Anti-programmed cell death protein 1 (anti-PD1) immunotherapy induced autoimmune polyendocrine syndrome type II (APS-2): a case report and review of the literature

• Published in: Journal for immunotherapy of cancer Vol. 7; no. 1; p. 241
• Main Authors: Gunjur, Ashray, Klein, Oliver, Kee, Damien, Cebon, Jonathan
• Format: Journal Article
• Language: English
• Published: England BioMed Central Ltd 05.09.2019; BMJ Publishing Group LTD; BioMed Central; BMJ Publishing Group
• Subjects: Antibodies; Antigens; Apoptosis; Biochemistry; Biopsy; Blood tests; Cancer; Cancer prevention; Care and treatment; Case Report; Case reports; Case studies; Cell death; Diabetes; Diabetes mellitus; Elderly; Endocrine diseases; Glucose; HLA antigens; Hormones; Hyperthyroidism; Hypoadrenalism; Hypothyroidism; Immune checkpoint inhibitor; Immunotherapy; Insulin; Melanoma; Metastasis; Monoclonal antibodies; Patients; PD1 inhibitor; Pembrolizumab; Peptides; Poly-endocrinopathy; Potassium; Sodium; Steroids; Targeted cancer therapy; Thyroid diseases; Thyroid gland; Thyroid hormones; Type 1 diabetes; Pembrolizumab; PD1 inhibitor; Immune checkpoint inhibitor; Diabetes mellitus; Hypoadrenalism; Hypothyroidism; Poly-endocrinopathy
• ISSN: 2051-1426; 2051-1426
• DOI: 10.1186/s40425-019-0713-y

Autoimmune polyendocrine syndrome type II (APS-2) is a rare constellation of autoimmune hypoadrenalism, thyroid dysfunction and/or type 1 diabetes (T1DM), usually occurring in the 3rd or 4th decades and associated with a human leukocyte antigen (HLA) DR3 or DR4 serotype.
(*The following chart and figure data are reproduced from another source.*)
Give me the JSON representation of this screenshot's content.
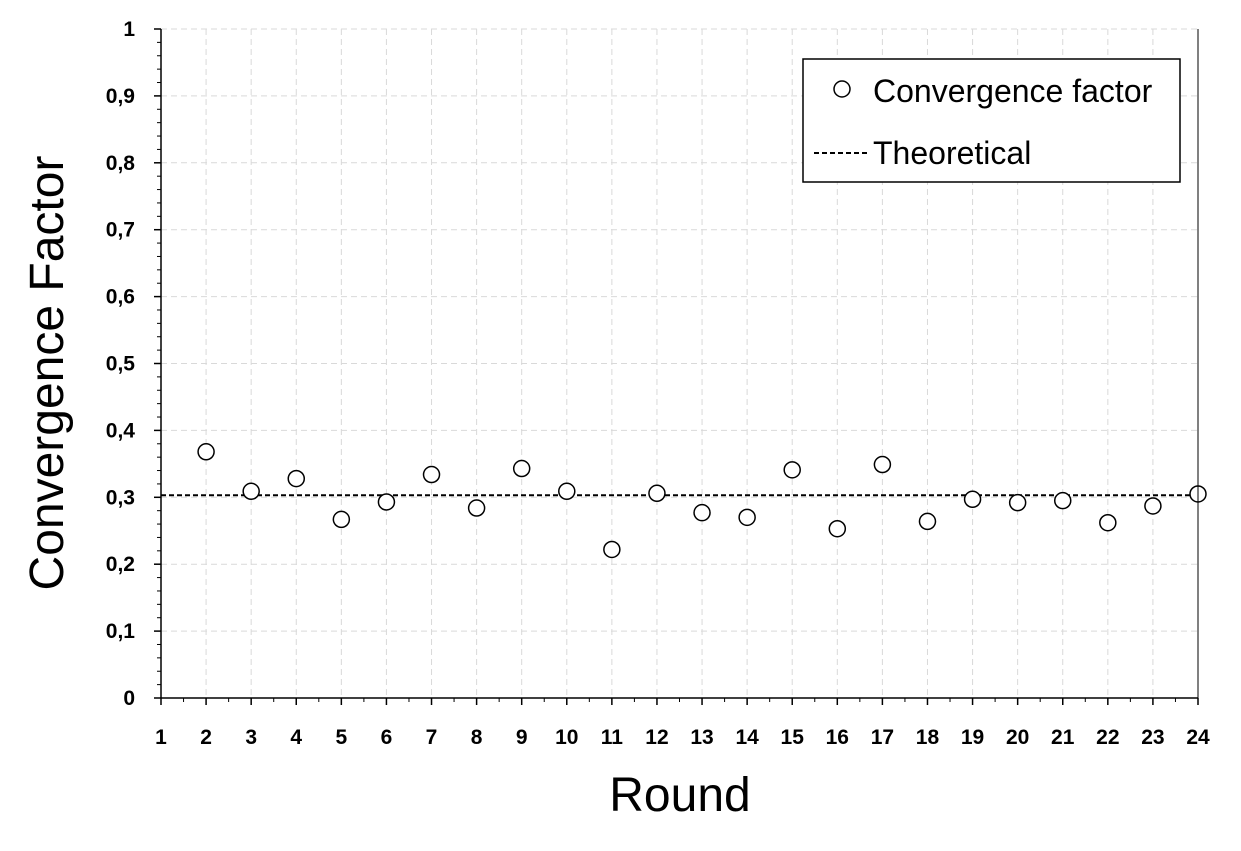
{
  "chart_data": {
    "type": "scatter",
    "title": "",
    "xlabel": "Round",
    "ylabel": "Convergence Factor",
    "xlim": [
      1,
      24
    ],
    "ylim": [
      0,
      1
    ],
    "x_ticks": [
      "1",
      "2",
      "3",
      "4",
      "5",
      "6",
      "7",
      "8",
      "9",
      "10",
      "11",
      "12",
      "13",
      "14",
      "15",
      "16",
      "17",
      "18",
      "19",
      "20",
      "21",
      "22",
      "23",
      "24"
    ],
    "y_ticks": [
      "0",
      "0,1",
      "0,2",
      "0,3",
      "0,4",
      "0,5",
      "0,6",
      "0,7",
      "0,8",
      "0,9",
      "1"
    ],
    "grid": true,
    "legend_position": "top-right",
    "series": [
      {
        "name": "Convergence factor",
        "marker": "open-circle",
        "x": [
          2,
          3,
          4,
          5,
          6,
          7,
          8,
          9,
          10,
          11,
          12,
          13,
          14,
          15,
          16,
          17,
          18,
          19,
          20,
          21,
          22,
          23,
          24
        ],
        "y": [
          0.368,
          0.309,
          0.328,
          0.267,
          0.293,
          0.334,
          0.284,
          0.343,
          0.309,
          0.222,
          0.306,
          0.277,
          0.27,
          0.341,
          0.253,
          0.349,
          0.264,
          0.297,
          0.292,
          0.295,
          0.262,
          0.287,
          0.305
        ]
      },
      {
        "name": "Theoretical",
        "style": "dashed-line",
        "y": 0.303
      }
    ],
    "colors": {
      "marker_fill": "#ffffff",
      "stroke": "#000000",
      "grid": "#d9d9d9"
    }
  }
}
We detail the first report of an elderly woman developing the full triad of APS-2 shortly after commencing anti-programmed cell death protein 1 (anti-PD1) immune checkpoint inhibition for unresectable melanoma and review the literature for similar presentations secondary to anti-PD1 axis therapy. A 78-year-old female with advanced unresectable BRAF wild-type melanoma was treated with pembrolizumab (2 mg/kg 3-weekly). Three weeks following the first dose she developed fulminant autoimmune diabetes, with an initially low C-peptide denoting rapid destruction of ß-islet cells. Following stabilisation of her diabetes, two further doses of pembrolizumab was administered. She then represented with symptomatic hypoadrenalism and hypothyroidism, consistent with APS-2. Her HLA class II genotype was HLA-DRB1*04.16 (DR4 serotype), a recognised association with this syndrome. Her melanoma responded rapidly to anti-PD1 therapy, and a complete response (CR) was attained after four doses of pembrolizumab. Treatment was discontinued and her CR is ongoing. This is the first report of the full triad of APS-2 developing in a genetically susceptible individual at the age of 78 after treatment with an anti-PD1 agent. Although scarcely reported, a literature review of similar reports seems to indicate a predilection for this syndrome in patients with HLA-DR4 serotypes. HLA Class II typing is not routinely recommended, but may provide useful predictive information for patients at risk of poly-endocrinopathy even in patients without a relevant personal or family history. Additional studies are required to determine if such testing would be useful and/or cost effective.